Hey traders,
Ask a trader how they spent their morning, and chances are they’ll tell you about a stock they missed. Something they saw too late. A move that was already halfway over by the time it hit their screen.
It’s easy to assume that better results come from faster reactions. That if you just had more monitors, more alerts, more breaking news feeds, you’d catch everything worth trading.
But that’s not how consistency is built.
The best traders I know aren’t reacting to the market in real time, they’re preparing for it the night before.
They’re entering the day with a narrowed-down plan. A curated list of tickers that earned their attention through structure, volume, and price action. And that list wasn’t handed to them. It wasn’t copy-pasted from social media. They built it themselves.
That process of building a real watchlist might be the single most underrated skill in trading.
Because it teaches you how to see the market through your own lens, it forces you to filter out the noise. It gives you a reason to be patient. And it sets you up to take action with clarity and confidence, not FOMO.
If you’ve ever felt like you’re always a step behind, or like you’re entering trades with no real conviction, this is the habit that will start to change that.
Because great trades don’t begin at the open. They start the night before, with the right process, the right preparation, and a watchlist that means something.
A good watchlist doesn’t just tell you what to trade. It helps you understand why.
When I sit down to build mine, I’m not asking, “What stock is up the most today?” I’m asking:
- What setups am I best at?
- What kind of price action do I want to see?
- What names have proven themselves to be worth watching?
Because if you’re just running a percent gainer scan and throwing everything into a list, you’re not building a plan. You’re building noise.

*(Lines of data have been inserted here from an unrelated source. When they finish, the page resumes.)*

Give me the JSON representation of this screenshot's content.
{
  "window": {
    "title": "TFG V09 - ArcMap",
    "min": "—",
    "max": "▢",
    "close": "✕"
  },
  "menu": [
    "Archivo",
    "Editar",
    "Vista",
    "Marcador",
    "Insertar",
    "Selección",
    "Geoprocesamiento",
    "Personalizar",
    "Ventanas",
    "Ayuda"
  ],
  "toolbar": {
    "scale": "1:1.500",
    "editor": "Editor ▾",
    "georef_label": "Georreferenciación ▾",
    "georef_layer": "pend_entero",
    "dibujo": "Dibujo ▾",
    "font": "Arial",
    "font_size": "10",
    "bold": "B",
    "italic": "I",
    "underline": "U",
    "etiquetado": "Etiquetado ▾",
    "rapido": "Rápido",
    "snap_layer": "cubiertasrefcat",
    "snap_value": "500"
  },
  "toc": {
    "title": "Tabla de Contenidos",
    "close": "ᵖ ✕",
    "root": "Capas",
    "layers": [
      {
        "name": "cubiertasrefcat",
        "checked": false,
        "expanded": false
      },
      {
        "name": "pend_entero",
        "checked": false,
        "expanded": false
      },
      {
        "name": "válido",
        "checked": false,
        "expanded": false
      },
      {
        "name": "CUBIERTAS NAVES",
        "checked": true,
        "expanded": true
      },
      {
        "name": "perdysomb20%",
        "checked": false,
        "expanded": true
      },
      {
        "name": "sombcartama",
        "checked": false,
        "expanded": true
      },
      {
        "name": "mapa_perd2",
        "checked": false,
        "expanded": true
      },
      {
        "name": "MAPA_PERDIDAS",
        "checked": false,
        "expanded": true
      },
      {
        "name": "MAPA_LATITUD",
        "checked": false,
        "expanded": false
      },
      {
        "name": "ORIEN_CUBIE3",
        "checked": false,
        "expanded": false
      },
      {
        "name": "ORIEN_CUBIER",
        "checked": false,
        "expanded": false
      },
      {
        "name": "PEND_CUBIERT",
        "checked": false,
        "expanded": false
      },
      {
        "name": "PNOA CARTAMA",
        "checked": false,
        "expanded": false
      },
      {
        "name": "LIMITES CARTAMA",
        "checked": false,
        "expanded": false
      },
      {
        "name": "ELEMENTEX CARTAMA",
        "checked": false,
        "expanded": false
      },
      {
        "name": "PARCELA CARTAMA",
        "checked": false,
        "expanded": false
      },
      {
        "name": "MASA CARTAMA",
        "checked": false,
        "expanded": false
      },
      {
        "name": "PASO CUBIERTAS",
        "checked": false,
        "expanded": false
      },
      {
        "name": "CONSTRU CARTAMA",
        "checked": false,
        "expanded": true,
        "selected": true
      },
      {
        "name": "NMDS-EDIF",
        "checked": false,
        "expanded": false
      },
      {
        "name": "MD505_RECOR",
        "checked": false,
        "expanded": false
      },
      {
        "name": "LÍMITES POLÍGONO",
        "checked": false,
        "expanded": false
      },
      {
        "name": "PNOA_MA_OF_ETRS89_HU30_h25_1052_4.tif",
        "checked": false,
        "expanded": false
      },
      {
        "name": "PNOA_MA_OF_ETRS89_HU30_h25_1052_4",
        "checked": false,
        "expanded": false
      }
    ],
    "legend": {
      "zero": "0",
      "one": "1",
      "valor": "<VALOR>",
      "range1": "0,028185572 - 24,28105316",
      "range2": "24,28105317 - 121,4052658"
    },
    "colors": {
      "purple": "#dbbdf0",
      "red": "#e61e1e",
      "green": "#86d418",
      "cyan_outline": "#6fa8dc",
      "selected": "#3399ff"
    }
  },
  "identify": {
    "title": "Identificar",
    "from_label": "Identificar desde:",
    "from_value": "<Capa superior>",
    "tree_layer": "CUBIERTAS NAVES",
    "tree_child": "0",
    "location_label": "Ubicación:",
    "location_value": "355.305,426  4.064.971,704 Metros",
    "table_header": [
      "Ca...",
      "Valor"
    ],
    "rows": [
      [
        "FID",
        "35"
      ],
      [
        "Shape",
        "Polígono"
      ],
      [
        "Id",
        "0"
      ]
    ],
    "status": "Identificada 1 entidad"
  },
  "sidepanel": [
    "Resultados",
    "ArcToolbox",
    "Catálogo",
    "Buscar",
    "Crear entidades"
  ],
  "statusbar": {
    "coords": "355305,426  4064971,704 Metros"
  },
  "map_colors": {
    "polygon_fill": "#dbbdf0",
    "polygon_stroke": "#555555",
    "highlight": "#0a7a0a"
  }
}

The goal is to sift through the volume and volatility and only carry forward the tickers that meet your personal criteria. That means:
1. Start With a Simple Scan
You don’t need to overcomplicate it. A basic scan for stocks up 10%+ on the day with at least $3M in dollar volume is enough to surface real opportunity.
I prefer filtering by dollar volume (instead of share volume) because it more accurately reflects liquidity; a million shares traded on a $0.05 stock is very different than a million shares on a $5 name.
2. Let the Daily Chart Tell the Story
Once you have a list, it’s time to zoom out. Pull up the daily chart for each ticker and ask:
- Is this part of a multi-day move?
- Is there a clean breakout forming?
- Are shorts trapped?
You’ll start to recognize familiar setups. Ignore the names that look sloppy or random. You want structure.
3. Write Out the Plan
For every stock that earns a spot on your list, outline your ideal scenarios. What would make you want to go long? What would make you step aside? What’s your thesis if the stock gaps up? What if it gaps down?
Don’t leave it up to the morning to decide. Clarity before the open leads to faster execution once the bell rings.
4. Use Sector-Based Lists to Stay Ready
Not everything on your list should be new. Some tickers deserve to stay on your radar even after they’ve had their initial move. I keep sector-specific watchlists (EV, AI, crypto, etc.) so that when something like Tesla spikes, I already know which EV penny stocks I want to check for sympathy moves.
It’s a way to stay one step ahead without needing to scan from scratch every time a headline hits.
5. Keep It Manageable
One of the biggest mistakes newer traders make is trying to watch too much. I used to run 20+ tickers in premarket. Now? I narrow it down to 2–3 high-conviction names for the open and maybe another 2–3 for the afternoon.
It’s not about having every potential mover on your screen. It’s about focusing on the ones you actually understand.
This isn’t the glamorous part of trading. It won’t show up on Instagram. But I can tell you with complete certainty: the traders who are consistently profitable are the ones doing this work.
Not because they love spreadsheets. But because they’ve learned that the real edge comes from preparation.
You don’t need more speed. You need more structure.
And it starts with a watchlist you built yourself.